113. Great and Not-Great Quotes.

 
When Vince Lombardi said, "Winning isn't everything; it's the only thing," he didn't say anything great. He didn't say anything at all. There's nothing outside of everything, nothing for him to be talking about. The only people he'll impress will be those who pay no attention to what words mean.

Since there can't be any of those working for newspapers let's assume the people on the nation's sports desks are just pretending to be impressed and go on to what Lombardi has really given us: the minimum requirement for a great saying. It has to say something.

So on a scale of 1 to 10 Lombardi's quote gets a 1. What would a 10 be? I'll nominate what an unnamed Russian came up with when Count Munster asked him to characterize his country's kind of government: "absolutism tempered by assassination." This was the time of the czars. This wonderful Russian has taken a word from the world of compromise and political parties and dropped it into that world's opposite. "Yes, we in our absolute monarchy modify, mitigate, and adjust too. We periodically knock off the monarch."

It's that switch in worlds that pulls a quote into the 10 bracket. A 9 will tickle you to death but a 10 will tickle you in more ways. When that clever Russian stole that word he mapped the whole barbarous East onto the enlightened West. He provided a hundred points of comparison. And the more you knew the more you were tickled. There in your mind's eye could be Peter the Great, strangling with his own hands rivals that threatened his throne. There could be Dostoevsky's divine madman, scorning the temperate reasoner.

You call up the pictures, yes, but with the knowing use of "tempered" you get a statement: "I know all that. I know your vocabulary. I know it well enough to play with it." The Russian answers the German count's question from a point superior to either world.

Imagine, doing all that with one word! But there's still more. The low-key usage shows us that the man is reconciled to his position. He's not going to rage at his country's absolutism, not even going to side against it.
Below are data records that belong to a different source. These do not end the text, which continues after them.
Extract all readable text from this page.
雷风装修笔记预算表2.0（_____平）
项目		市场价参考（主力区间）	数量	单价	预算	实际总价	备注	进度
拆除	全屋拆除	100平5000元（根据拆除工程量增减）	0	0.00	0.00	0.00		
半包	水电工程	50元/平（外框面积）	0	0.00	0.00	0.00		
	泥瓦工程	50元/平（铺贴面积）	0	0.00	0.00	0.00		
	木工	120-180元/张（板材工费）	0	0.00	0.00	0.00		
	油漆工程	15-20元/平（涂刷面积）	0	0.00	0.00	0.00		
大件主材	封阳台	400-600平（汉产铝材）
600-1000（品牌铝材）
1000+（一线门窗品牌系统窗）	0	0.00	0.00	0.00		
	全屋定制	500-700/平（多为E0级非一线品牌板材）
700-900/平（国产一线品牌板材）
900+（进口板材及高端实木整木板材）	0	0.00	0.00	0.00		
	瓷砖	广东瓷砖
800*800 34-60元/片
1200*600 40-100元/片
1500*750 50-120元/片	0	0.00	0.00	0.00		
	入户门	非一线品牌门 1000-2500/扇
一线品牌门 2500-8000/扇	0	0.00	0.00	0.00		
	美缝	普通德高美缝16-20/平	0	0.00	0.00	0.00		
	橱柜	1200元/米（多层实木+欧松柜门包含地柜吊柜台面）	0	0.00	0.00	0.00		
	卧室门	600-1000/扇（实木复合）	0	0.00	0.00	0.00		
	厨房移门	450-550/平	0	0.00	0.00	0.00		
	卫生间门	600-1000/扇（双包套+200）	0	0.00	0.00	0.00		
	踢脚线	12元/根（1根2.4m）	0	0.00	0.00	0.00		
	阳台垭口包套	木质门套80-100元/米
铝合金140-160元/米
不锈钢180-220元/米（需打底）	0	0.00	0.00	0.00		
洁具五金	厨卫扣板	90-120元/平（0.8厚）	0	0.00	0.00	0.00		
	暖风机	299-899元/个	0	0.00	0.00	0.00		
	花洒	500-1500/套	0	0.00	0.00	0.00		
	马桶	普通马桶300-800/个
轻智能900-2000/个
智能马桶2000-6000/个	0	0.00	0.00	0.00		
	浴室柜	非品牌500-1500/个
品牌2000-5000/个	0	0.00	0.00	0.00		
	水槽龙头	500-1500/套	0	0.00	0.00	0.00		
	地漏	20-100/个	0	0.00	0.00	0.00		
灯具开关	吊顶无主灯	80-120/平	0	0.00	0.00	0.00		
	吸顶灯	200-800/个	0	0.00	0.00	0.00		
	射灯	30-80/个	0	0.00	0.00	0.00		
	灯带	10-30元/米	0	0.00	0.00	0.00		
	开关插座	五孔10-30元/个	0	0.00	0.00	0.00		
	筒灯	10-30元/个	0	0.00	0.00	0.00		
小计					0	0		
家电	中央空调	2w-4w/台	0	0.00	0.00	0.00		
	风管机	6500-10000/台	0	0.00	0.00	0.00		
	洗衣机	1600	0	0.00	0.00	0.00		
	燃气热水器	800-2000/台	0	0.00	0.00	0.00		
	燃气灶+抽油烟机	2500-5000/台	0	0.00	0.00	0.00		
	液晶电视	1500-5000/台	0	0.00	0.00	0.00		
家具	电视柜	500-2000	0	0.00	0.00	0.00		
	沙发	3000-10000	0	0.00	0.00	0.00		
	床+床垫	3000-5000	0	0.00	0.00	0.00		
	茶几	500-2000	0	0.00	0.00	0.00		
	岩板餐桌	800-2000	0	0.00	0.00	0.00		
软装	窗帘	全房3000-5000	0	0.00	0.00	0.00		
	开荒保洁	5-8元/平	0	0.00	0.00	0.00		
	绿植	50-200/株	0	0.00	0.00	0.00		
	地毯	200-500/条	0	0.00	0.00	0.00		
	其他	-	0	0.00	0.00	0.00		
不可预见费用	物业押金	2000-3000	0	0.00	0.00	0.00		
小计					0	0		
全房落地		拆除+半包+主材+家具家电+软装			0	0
He's going to remain a Russian. But he's wearily aware of what that's costing him.

How do we know that, that he's wearily aware? By his tone. "Tempered" is used wryly. It adds an "alas" to his answer. And there's the final tickle. The man who answers the question, this man of the barbarous East, is at least as sophisticated as the man who asks it.

All right, there's a 10, the perfect dive in the verbal Olympics. It shows us what all 10s have to have: a world-switch. Not every world-switch will get you a 10, but if you don't have it you'll have to settle for a 9.

What does a 9 look like? This: Somebody asks you if you believe in baptism. You say, "Believe in it? I've seen it done!" You've got a terrific world-switch. The questioner is in the world of Christian theology, asking where you stand on the efficacy of a sacrament. The answerer is in the world of skeptical scientific inquiry, and he takes the question to be coming from a fellow in that world. Switcheroo! The last person the questioner wants to hear from is a fellow rushing out of the laboratory, or the jungle, declaring that such rumored things really do happen.

OK, why isn't that a 10? You can't fault the leap it takes. The distance from Heinrich Bullinger (in baptism God cleanses and adopts children) to Nietzsche (can you believe that such things are still believed?) is about as far as the human mind can jump. So there's no doubt about the impact. And there's no doubt about how it has registered. The fact that the quote has been attributed, at various times, to William James, George Bernard Shaw, and G. K. Chesterton is testimony to that. On impact it makes it. It's on distribution, I think, that it falls short. Think of the number of places that Russian hit us.

But it's not an easy call to make, and there are many other factors — too many, I see, to assess in one post.